Боюсь, что большинство хочет выжить, хочет заработать деньги, обеспечить семью, для них пациенты – это главная проблема в их жизни. Разумеется, никто уже ничего не хочет открывать, им лишь бы добраться до койки. Я не думаю, честно говоря, что кто-то что-то хочет открыть.

Олег Дружбинский:

А если какое-то открытие найдется, то трансляционная медицина не даст или его загубит, а самое главное – там денег нет.

Ярослав Ашихмин:

Ты должен правильным образом войти в конвейер трансляционной медицины в определенных конкретных точках. Если ты не знаешь, как подступиться к конвейеру, или он тебя не принимает, ты ничего сделать не сможешь. Очень трудная задачка – войти туда.

Олег Дружбинский:

Вопрос к Вам, как кардиологу, как терапевту, человеку широкого круга интересов. Я не раз, когда пытался разобраться, какие лекарства, препараты они рекомендуют, всегда спрашивал: «А что новое появилось?» По разным направлениям мне говорят примерно одно и то же: что лет 10-15 было, то и осталось.

Ярослав Ашихмин:

Ну, нет.

Олег Дружбинский:

Хорошо, Вы сейчас будете опровергать. Просто другие названия, новые обертки, слова другие в названиях. Базисно, что было, то и осталось. Теперь, пожалуйста, Вы опровергните, что изменилось в лучшую сторону, благодаря трансляционной медицине?

Ярослав Ашихмин:

У нас есть такая штука, как иммунная система. Она устроена очень сложно, можно говорить, что сложнее, чем нервная система. Изучать ее запредельно сложно, потому что как только ты что-то выносишь из организма - клетки быстро гибнут, мозги можно резать, формалином заливать. Мы сейчас начали понимать, как иммунные клетки работают, как они общаются. Возникла концепция чекпойнтов. Что это такое? Проход через чекпойнт обозначает влияние на клетку, это тянет за собой большое количество определенных событий. Сегодняшний тренд – это иммунотерапия, и мы видим, что принципы восточной медицины начали сливаться с западными. Мы видим на международных конгрессах, что самые горячие темы сегодня – это связь между нашими эмоциями, нервной системой, иммунной системой, кишечником, микрофлорой, кожей. Связь мощнейшая: эмоции, иммунная система, кишечник флора; она сегодня изучается.

Олег Дружбинский:

Психосоматика, наверное, правильнее.

Ярослав Ашихмин:

Из этого выход не только психосоматика, выход в гипертонию, выход в онкологические заболевания.
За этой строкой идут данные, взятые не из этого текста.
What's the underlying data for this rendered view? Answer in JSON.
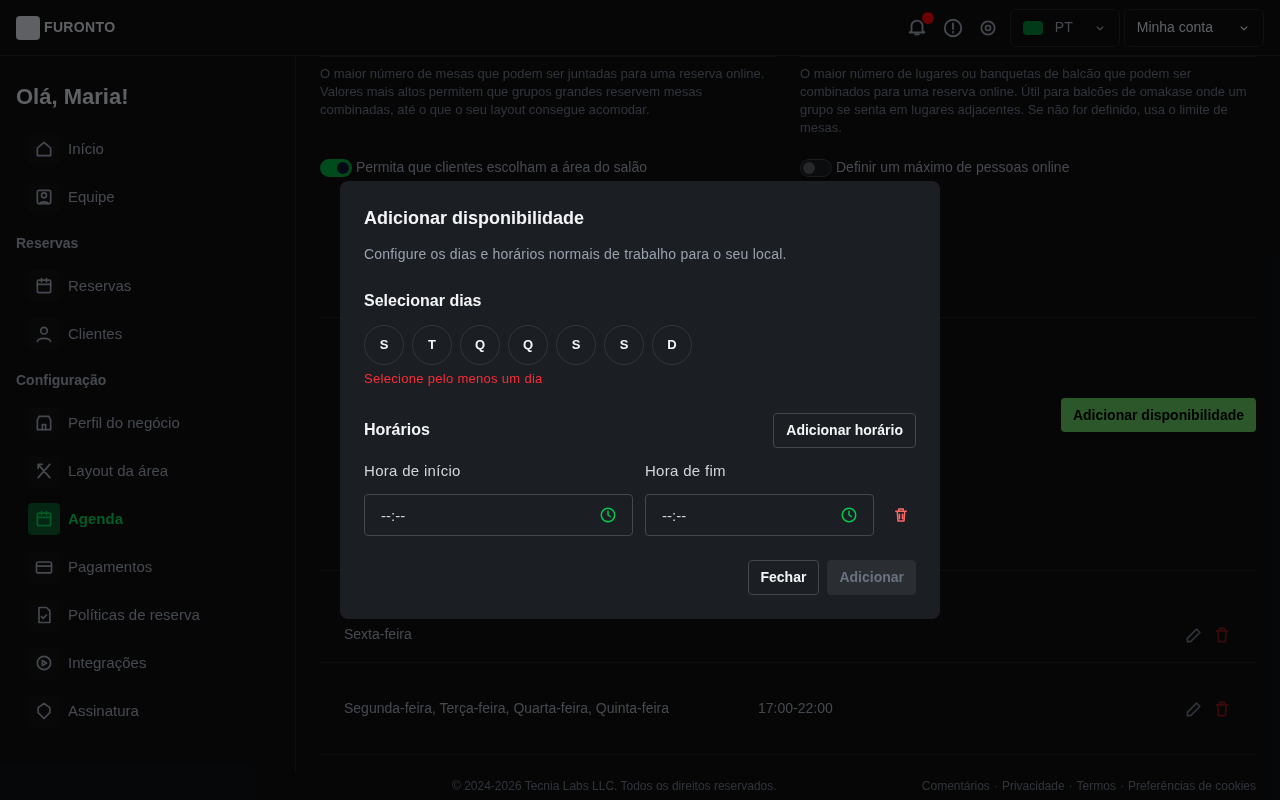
{
  "header": {
    "logo": "FURONTO",
    "language": "PT",
    "account": "Minha conta"
  },
  "sidebar": {
    "greeting": "Olá, Maria!",
    "sections": [
      {
        "items": [
          {
            "label": "Início",
            "selected": false
          },
          {
            "label": "Equipe",
            "selected": false
          }
        ]
      },
      {
        "title": "Reservas",
        "items": [
          {
            "label": "Reservas",
            "selected": false
          },
          {
            "label": "Clientes",
            "selected": false
          }
        ]
      },
      {
        "title": "Configuração",
        "items": [
          {
            "label": "Perfil do negócio",
            "selected": false
          },
          {
            "label": "Layout da área",
            "selected": false
          },
          {
            "label": "Agenda",
            "selected": true
          },
          {
            "label": "Pagamentos",
            "selected": false
          },
          {
            "label": "Políticas de reserva",
            "selected": false
          },
          {
            "label": "Integrações",
            "selected": false
          },
          {
            "label": "Assinatura",
            "selected": false
          }
        ]
      }
    ]
  },
  "settings": {
    "descriptions": [
      "O maior número de mesas que podem ser juntadas para uma reserva online. Valores mais altos permitem que grupos grandes reservem mesas combinadas, até o que o seu layout consegue acomodar.",
      "O maior número de lugares ou banquetas de balcão que podem ser combinados para uma reserva online. Útil para balcões de omakase onde um grupo se senta em lugares adjacentes. Se não for definido, usa o limite de mesas."
    ],
    "toggles": [
      {
        "label": "Permita que clientes escolham a área do salão",
        "on": true
      },
      {
        "label": "Definir um máximo de pessoas online",
        "on": false
      }
    ]
  },
  "availability": {
    "add_button": "Adicionar disponibilidade",
    "rows": [
      {
        "days": "Sexta-feira"
      },
      {
        "days": "Segunda-feira, Terça-feira, Quarta-feira, Quinta-feira",
        "hours": "17:00-22:00"
      }
    ]
  },
  "footer": {
    "copyright": "© 2024-2026 Tecnia Labs LLC. Todos os direitos reservados.",
    "links": [
      "Comentários",
      "Privacidade",
      "Termos",
      "Preferências de cookies"
    ],
    "separator": "·"
  },
  "dialog": {
    "title": "Adicionar disponibilidade",
    "description": "Configure os dias e horários normais de trabalho para o seu local.",
    "days_label": "Selecionar dias",
    "days": [
      {
        "label": "S",
        "selected": false
      },
      {
        "label": "T",
        "selected": false
      },
      {
        "label": "Q",
        "selected": false
      },
      {
        "label": "Q",
        "selected": false
      },
      {
        "label": "S",
        "selected": false
      },
      {
        "label": "S",
        "selected": false
      },
      {
        "label": "D",
        "selected": false
      }
    ],
    "error": "Selecione pelo menos um dia",
    "hours_label": "Horários",
    "add_hours_button": "Adicionar horário",
    "start": {
      "label": "Hora de início",
      "placeholder": "--:--"
    },
    "end": {
      "label": "Hora de fim",
      "placeholder": "--:--"
    },
    "close_button": "Fechar",
    "submit": {
      "label": "Adicionar",
      "disabled": true
    }
  }
}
Раньше люди крутили у виска и говорили, что это полный бред и шаманство, сегодня публикуются статьи в Nature, в лучших журналах, о том, как иммунные клетки из лимфоузлов, пейеровых бляшек кишечника, на фоне изменения флоры расползаются под оболочки головного мозга, и что влияние на кишечную флору может приводить к тому, что инсульт развивается по боле-менее благоприятному пути. Мы сегодня, наконец-то, учимся влиять на иммунную систему. В онкологии есть невероятные прорывы, связанные с тем, что можно разбудить иммунную систему. Если посмотреть на опухоль, она наполнена иммунными клетками, то есть иммунные клетки поняли, что там проблема. Как будто милиция вошла в бордель, там и осталась, сидит в борделе и все хорошо, так же иммунные клетки. Эту «милицию», которая прилетела в раковую опухоль, оказывается, можно разбудить и сделать так, чтобы иммунные клетки активировались и начали уничтожать раковые. За этим тянется ревматология, где то же самое.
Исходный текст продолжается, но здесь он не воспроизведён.